- A recent report from SuperData revealed that Fortnite’s revenue is trapped in a punishing decline.
- Epic Games claimed that those statistics are inaccurate.
- If that’s true, Epic can clear up the controversy by doing one simple thing.
The Fortnite revenue controversy continues to heat up, with Epic Games slamming a report that alleges the battle royale giant is locked in a punishing sales decline.
According to GameIndustry.biz, Epic torched the “wildly inaccurate” SuperData statistics. Curiously, CEO Tim Sweeney had touted reports from the same source as recently as last month.
In any case, if Epic Games is telling the truth about Fortnite’s revenue trends, there’s an easy way to clear this scandal up.
Share the real numbers.
Epic Games Should Be More Transparent in Its Fortnite Defense
There are obvious reasons that Epic desires to defend Fortnite.
First, they want the company to appear stable and profitable, which is more difficult when analysts claim their cash cow is heading in the wrong direction.
Second, they don’t want their trend-chasing audience catching wind that Fortnite’s zeitgeist dominance is over.
So if they’re right, and SuperData’s data aren’t all that, well, super, they have no compelling reason not to publish the accurate statistics. Hell, it would probably do them a lot of good in the long run.
But it doesn’t seem like they’re going to take the transparent approach. An Epic Games representative indicated that they do not share revenue numbers for Fortnite. And it doesn’t sound like they’re planning to change that in the future.
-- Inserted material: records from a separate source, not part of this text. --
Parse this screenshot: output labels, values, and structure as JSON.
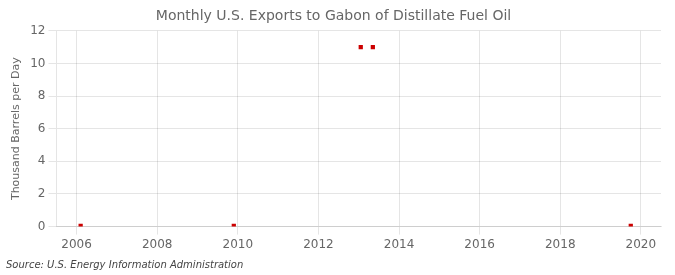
{
  "chart_data": {
    "type": "scatter",
    "title": "Monthly U.S. Exports to Gabon of Distillate Fuel Oil",
    "ylabel": "Thousand Barrels per Day",
    "annotations": [
      "Source: U.S. Energy Information Administration"
    ],
    "x": [
      2006.1,
      2009.9,
      2013.05,
      2013.35,
      2019.75
    ],
    "values": [
      0.05,
      0.05,
      11.0,
      11.0,
      0.05
    ],
    "color": "#cc0000",
    "marker": "square",
    "xlim": [
      2005.5,
      2020.5
    ],
    "xticks": [
      2006,
      2008,
      2010,
      2012,
      2014,
      2016,
      2018,
      2020
    ],
    "ylim": [
      0,
      12
    ],
    "yticks": [
      0,
      2,
      4,
      6,
      8,
      10,
      12
    ],
    "grid": true
  }
}
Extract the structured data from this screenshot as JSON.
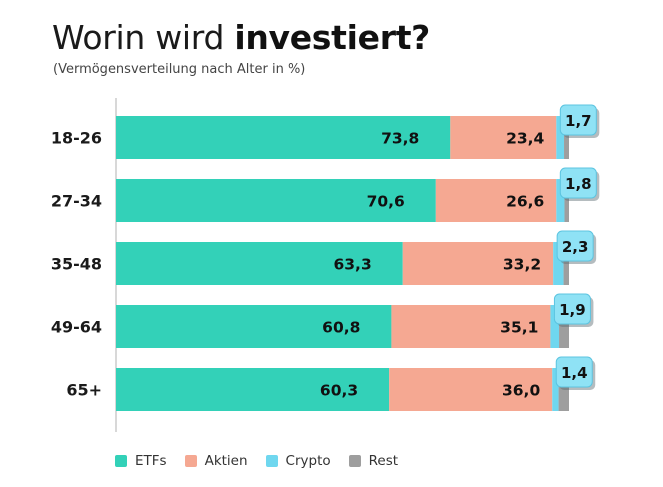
{
  "title": {
    "normal": "Worin wird ",
    "bold": "investiert?"
  },
  "subtitle": "(Vermögensverteilung nach Alter in %)",
  "colors": {
    "ETFs": "#33d1b8",
    "Aktien": "#f5a892",
    "Crypto": "#6fd7ef",
    "Rest": "#9e9e9e",
    "badge_fill": "#8fe2f5",
    "badge_border": "#5cc4e0",
    "axis": "#cccccc"
  },
  "chart_data": {
    "type": "bar",
    "orientation": "horizontal",
    "stacked": true,
    "categories": [
      "18-26",
      "27-34",
      "35-48",
      "49-64",
      "65+"
    ],
    "series": [
      {
        "name": "ETFs",
        "values": [
          73.8,
          70.6,
          63.3,
          60.8,
          60.3
        ]
      },
      {
        "name": "Aktien",
        "values": [
          23.4,
          26.6,
          33.2,
          35.1,
          36.0
        ]
      },
      {
        "name": "Crypto",
        "values": [
          1.7,
          1.8,
          2.3,
          1.9,
          1.4
        ]
      },
      {
        "name": "Rest",
        "values": [
          1.1,
          1.0,
          1.2,
          2.2,
          2.3
        ]
      }
    ],
    "data_labels": {
      "ETFs": [
        "73,8",
        "70,6",
        "63,3",
        "60,8",
        "60,3"
      ],
      "Aktien": [
        "23,4",
        "26,6",
        "33,2",
        "35,1",
        "36,0"
      ],
      "Crypto": [
        "1,7",
        "1,8",
        "2,3",
        "1,9",
        "1,4"
      ]
    },
    "xlim": [
      0,
      100
    ],
    "grid": false,
    "legend_position": "bottom-left"
  },
  "legend": [
    {
      "label": "ETFs",
      "color": "#33d1b8"
    },
    {
      "label": "Aktien",
      "color": "#f5a892"
    },
    {
      "label": "Crypto",
      "color": "#6fd7ef"
    },
    {
      "label": "Rest",
      "color": "#9e9e9e"
    }
  ]
}
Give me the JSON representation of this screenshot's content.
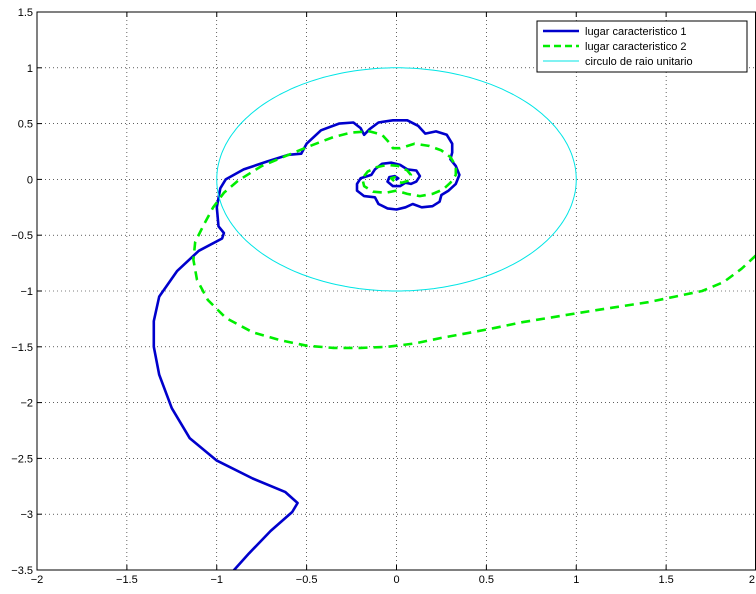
{
  "chart_data": {
    "type": "line",
    "title": "",
    "xlabel": "",
    "ylabel": "",
    "xlim": [
      -2,
      2
    ],
    "ylim": [
      -3.5,
      1.5
    ],
    "xticks": [
      -2,
      -1.5,
      -1,
      -0.5,
      0,
      0.5,
      1,
      1.5,
      2
    ],
    "xtick_labels": [
      "−2",
      "−1.5",
      "−1",
      "−0.5",
      "0",
      "0.5",
      "1",
      "1.5",
      "2"
    ],
    "yticks": [
      1.5,
      1,
      0.5,
      0,
      -0.5,
      -1,
      -1.5,
      -2,
      -2.5,
      -3,
      -3.5
    ],
    "ytick_labels": [
      "1.5",
      "1",
      "0.5",
      "0",
      "−0.5",
      "−1",
      "−1.5",
      "−2",
      "−2.5",
      "−3",
      "−3.5"
    ],
    "grid": true,
    "legend_position": "top-right",
    "series": [
      {
        "name": "lugar caracteristico 1",
        "color": "#0000CC",
        "style": "solid",
        "points": [
          [
            -0.92,
            -3.53
          ],
          [
            -0.82,
            -3.35
          ],
          [
            -0.7,
            -3.15
          ],
          [
            -0.58,
            -2.98
          ],
          [
            -0.55,
            -2.9
          ],
          [
            -0.62,
            -2.8
          ],
          [
            -0.8,
            -2.68
          ],
          [
            -1.0,
            -2.52
          ],
          [
            -1.15,
            -2.32
          ],
          [
            -1.25,
            -2.05
          ],
          [
            -1.32,
            -1.75
          ],
          [
            -1.35,
            -1.5
          ],
          [
            -1.35,
            -1.27
          ],
          [
            -1.32,
            -1.05
          ],
          [
            -1.22,
            -0.82
          ],
          [
            -1.1,
            -0.64
          ],
          [
            -0.97,
            -0.53
          ],
          [
            -0.96,
            -0.48
          ],
          [
            -0.99,
            -0.42
          ],
          [
            -1.0,
            -0.25
          ],
          [
            -0.98,
            -0.08
          ],
          [
            -0.95,
            0.0
          ],
          [
            -0.85,
            0.09
          ],
          [
            -0.72,
            0.16
          ],
          [
            -0.6,
            0.22
          ],
          [
            -0.53,
            0.23
          ],
          [
            -0.5,
            0.32
          ],
          [
            -0.42,
            0.44
          ],
          [
            -0.32,
            0.5
          ],
          [
            -0.24,
            0.51
          ],
          [
            -0.2,
            0.46
          ],
          [
            -0.18,
            0.4
          ],
          [
            -0.15,
            0.45
          ],
          [
            -0.1,
            0.51
          ],
          [
            -0.02,
            0.53
          ],
          [
            0.06,
            0.53
          ],
          [
            0.12,
            0.48
          ],
          [
            0.16,
            0.41
          ],
          [
            0.22,
            0.43
          ],
          [
            0.28,
            0.4
          ],
          [
            0.31,
            0.32
          ],
          [
            0.31,
            0.24
          ],
          [
            0.3,
            0.18
          ],
          [
            0.33,
            0.12
          ],
          [
            0.35,
            0.04
          ],
          [
            0.33,
            -0.04
          ],
          [
            0.29,
            -0.1
          ],
          [
            0.25,
            -0.14
          ],
          [
            0.24,
            -0.2
          ],
          [
            0.2,
            -0.24
          ],
          [
            0.14,
            -0.25
          ],
          [
            0.09,
            -0.22
          ],
          [
            0.05,
            -0.25
          ],
          [
            0.0,
            -0.27
          ],
          [
            -0.05,
            -0.26
          ],
          [
            -0.1,
            -0.22
          ],
          [
            -0.12,
            -0.16
          ],
          [
            -0.18,
            -0.15
          ],
          [
            -0.22,
            -0.1
          ],
          [
            -0.22,
            -0.04
          ],
          [
            -0.2,
            0.01
          ],
          [
            -0.14,
            0.04
          ],
          [
            -0.12,
            0.09
          ],
          [
            -0.08,
            0.14
          ],
          [
            -0.03,
            0.15
          ],
          [
            0.02,
            0.13
          ],
          [
            0.06,
            0.09
          ],
          [
            0.11,
            0.08
          ],
          [
            0.13,
            0.03
          ],
          [
            0.11,
            -0.02
          ],
          [
            0.08,
            -0.04
          ],
          [
            0.05,
            -0.03
          ],
          [
            0.02,
            -0.06
          ],
          [
            -0.02,
            -0.06
          ],
          [
            -0.05,
            -0.02
          ],
          [
            -0.04,
            0.02
          ],
          [
            -0.01,
            0.03
          ],
          [
            0.01,
            0.01
          ],
          [
            0.0,
            0.0
          ]
        ]
      },
      {
        "name": "lugar caracteristico 2",
        "color": "#00EE00",
        "style": "dashed",
        "points": [
          [
            2.0,
            -0.68
          ],
          [
            1.92,
            -0.8
          ],
          [
            1.82,
            -0.92
          ],
          [
            1.7,
            -1.0
          ],
          [
            1.55,
            -1.05
          ],
          [
            1.4,
            -1.1
          ],
          [
            1.2,
            -1.15
          ],
          [
            1.0,
            -1.2
          ],
          [
            0.85,
            -1.24
          ],
          [
            0.7,
            -1.28
          ],
          [
            0.55,
            -1.33
          ],
          [
            0.42,
            -1.37
          ],
          [
            0.25,
            -1.42
          ],
          [
            0.1,
            -1.47
          ],
          [
            -0.05,
            -1.5
          ],
          [
            -0.2,
            -1.51
          ],
          [
            -0.35,
            -1.51
          ],
          [
            -0.5,
            -1.49
          ],
          [
            -0.65,
            -1.44
          ],
          [
            -0.8,
            -1.37
          ],
          [
            -0.95,
            -1.24
          ],
          [
            -1.05,
            -1.08
          ],
          [
            -1.11,
            -0.9
          ],
          [
            -1.13,
            -0.72
          ],
          [
            -1.12,
            -0.56
          ],
          [
            -1.07,
            -0.4
          ],
          [
            -1.02,
            -0.25
          ],
          [
            -0.96,
            -0.12
          ],
          [
            -0.88,
            -0.01
          ],
          [
            -0.75,
            0.12
          ],
          [
            -0.6,
            0.22
          ],
          [
            -0.48,
            0.3
          ],
          [
            -0.35,
            0.38
          ],
          [
            -0.25,
            0.42
          ],
          [
            -0.15,
            0.43
          ],
          [
            -0.08,
            0.4
          ],
          [
            -0.04,
            0.33
          ],
          [
            -0.02,
            0.28
          ],
          [
            0.02,
            0.28
          ],
          [
            0.1,
            0.32
          ],
          [
            0.18,
            0.3
          ],
          [
            0.25,
            0.26
          ],
          [
            0.3,
            0.2
          ],
          [
            0.33,
            0.12
          ],
          [
            0.33,
            0.04
          ],
          [
            0.3,
            -0.03
          ],
          [
            0.26,
            -0.09
          ],
          [
            0.2,
            -0.13
          ],
          [
            0.13,
            -0.15
          ],
          [
            0.06,
            -0.13
          ],
          [
            0.0,
            -0.1
          ],
          [
            -0.06,
            -0.12
          ],
          [
            -0.13,
            -0.11
          ],
          [
            -0.18,
            -0.06
          ],
          [
            -0.19,
            0.01
          ],
          [
            -0.16,
            0.07
          ],
          [
            -0.11,
            0.11
          ],
          [
            -0.05,
            0.13
          ],
          [
            0.01,
            0.12
          ],
          [
            0.06,
            0.08
          ],
          [
            0.08,
            0.04
          ],
          [
            0.07,
            -0.01
          ],
          [
            0.03,
            -0.03
          ],
          [
            -0.01,
            -0.02
          ],
          [
            -0.03,
            0.01
          ],
          [
            -0.01,
            0.02
          ],
          [
            0.0,
            0.0
          ]
        ]
      },
      {
        "name": "circulo de raio unitario",
        "color": "#00E5E5",
        "style": "solid-thin",
        "shape": "circle",
        "center": [
          0,
          0
        ],
        "radius": 1
      }
    ]
  }
}
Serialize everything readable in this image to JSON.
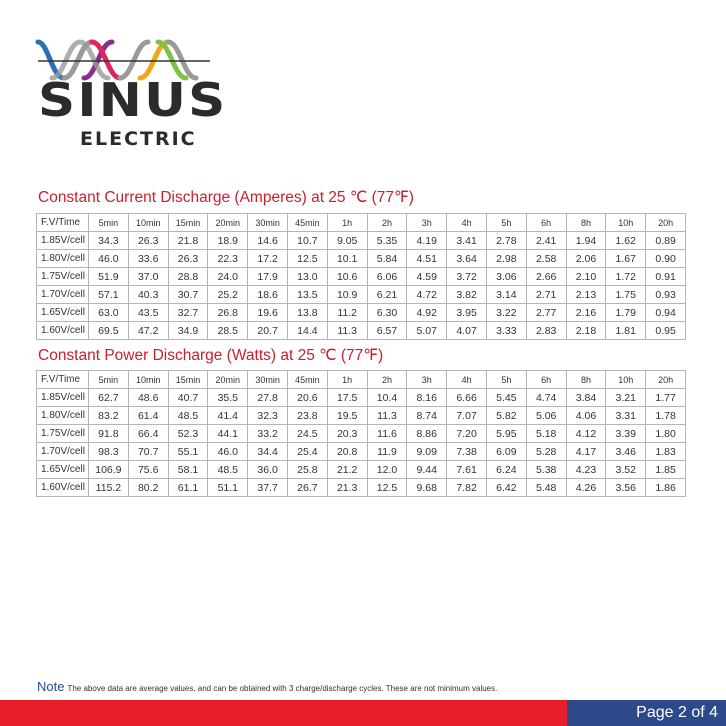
{
  "logo": {
    "name": "SINUS",
    "sub": "ELECTRIC",
    "wave_colors": [
      "#2a6fb8",
      "#8b2c8f",
      "#e0245e",
      "#f2a71b",
      "#7dc242",
      "#9a9a9a"
    ]
  },
  "tables": [
    {
      "title": "Constant Current Discharge (Amperes) at 25 ℃ (77℉)",
      "headers": [
        "F.V/Time",
        "5min",
        "10min",
        "15min",
        "20min",
        "30min",
        "45min",
        "1h",
        "2h",
        "3h",
        "4h",
        "5h",
        "6h",
        "8h",
        "10h",
        "20h"
      ],
      "rows": [
        [
          "1.85V/cell",
          "34.3",
          "26.3",
          "21.8",
          "18.9",
          "14.6",
          "10.7",
          "9.05",
          "5.35",
          "4.19",
          "3.41",
          "2.78",
          "2.41",
          "1.94",
          "1.62",
          "0.89"
        ],
        [
          "1.80V/cell",
          "46.0",
          "33.6",
          "26.3",
          "22.3",
          "17.2",
          "12.5",
          "10.1",
          "5.84",
          "4.51",
          "3.64",
          "2.98",
          "2.58",
          "2.06",
          "1.67",
          "0.90"
        ],
        [
          "1.75V/cell",
          "51.9",
          "37.0",
          "28.8",
          "24.0",
          "17.9",
          "13.0",
          "10.6",
          "6.06",
          "4.59",
          "3.72",
          "3.06",
          "2.66",
          "2.10",
          "1.72",
          "0.91"
        ],
        [
          "1.70V/cell",
          "57.1",
          "40.3",
          "30.7",
          "25.2",
          "18.6",
          "13.5",
          "10.9",
          "6.21",
          "4.72",
          "3.82",
          "3.14",
          "2.71",
          "2.13",
          "1.75",
          "0.93"
        ],
        [
          "1.65V/cell",
          "63.0",
          "43.5",
          "32.7",
          "26.8",
          "19.6",
          "13.8",
          "11.2",
          "6.30",
          "4.92",
          "3.95",
          "3.22",
          "2.77",
          "2.16",
          "1.79",
          "0.94"
        ],
        [
          "1.60V/cell",
          "69.5",
          "47.2",
          "34.9",
          "28.5",
          "20.7",
          "14.4",
          "11.3",
          "6.57",
          "5.07",
          "4.07",
          "3.33",
          "2.83",
          "2.18",
          "1.81",
          "0.95"
        ]
      ]
    },
    {
      "title": "Constant Power Discharge (Watts) at 25 ℃ (77℉)",
      "headers": [
        "F.V/Time",
        "5min",
        "10min",
        "15min",
        "20min",
        "30min",
        "45min",
        "1h",
        "2h",
        "3h",
        "4h",
        "5h",
        "6h",
        "8h",
        "10h",
        "20h"
      ],
      "rows": [
        [
          "1.85V/cell",
          "62.7",
          "48.6",
          "40.7",
          "35.5",
          "27.8",
          "20.6",
          "17.5",
          "10.4",
          "8.16",
          "6.66",
          "5.45",
          "4.74",
          "3.84",
          "3.21",
          "1.77"
        ],
        [
          "1.80V/cell",
          "83.2",
          "61.4",
          "48.5",
          "41.4",
          "32.3",
          "23.8",
          "19.5",
          "11.3",
          "8.74",
          "7.07",
          "5.82",
          "5.06",
          "4.06",
          "3.31",
          "1.78"
        ],
        [
          "1.75V/cell",
          "91.8",
          "66.4",
          "52.3",
          "44.1",
          "33.2",
          "24.5",
          "20.3",
          "11.6",
          "8.86",
          "7.20",
          "5.95",
          "5.18",
          "4.12",
          "3.39",
          "1.80"
        ],
        [
          "1.70V/cell",
          "98.3",
          "70.7",
          "55.1",
          "46.0",
          "34.4",
          "25.4",
          "20.8",
          "11.9",
          "9.09",
          "7.38",
          "6.09",
          "5.28",
          "4.17",
          "3.46",
          "1.83"
        ],
        [
          "1.65V/cell",
          "106.9",
          "75.6",
          "58.1",
          "48.5",
          "36.0",
          "25.8",
          "21.2",
          "12.0",
          "9.44",
          "7.61",
          "6.24",
          "5.38",
          "4.23",
          "3.52",
          "1.85"
        ],
        [
          "1.60V/cell",
          "115.2",
          "80.2",
          "61.1",
          "51.1",
          "37.7",
          "26.7",
          "21.3",
          "12.5",
          "9.68",
          "7.82",
          "6.42",
          "5.48",
          "4.26",
          "3.56",
          "1.86"
        ]
      ]
    }
  ],
  "note": {
    "label": "Note",
    "text": "The above data are average values, and can be obtained with 3 charge/discharge cycles. These are not minimum values."
  },
  "footer": {
    "page": "Page 2 of 4",
    "bar_color": "#e61e2a",
    "page_color": "#2c4a8a"
  }
}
It’s Hard to Dispute That Gamers Are Losing Interest
Epic Games can deny Fortnite is declining all they want, but there’s a growing mound of evidence that “Fortnite fatigue” has finally begun to set in.
For instance, fewer people are tuning into Fortnite celebrity events, and Google search volume is also on the decline. It’s difficult to believe that these trends would have zero correlation with revenue.
No matter what, Fortnite seems to be shrinking. And until Epic Games publishes statistics that prove otherwise, I see no reason to doubt SuperData.
After all, Tim Sweeney doesn’t. So why should we?
Disclaimer: The opinions expressed in this article do not necessarily reflect the views of CCN.com.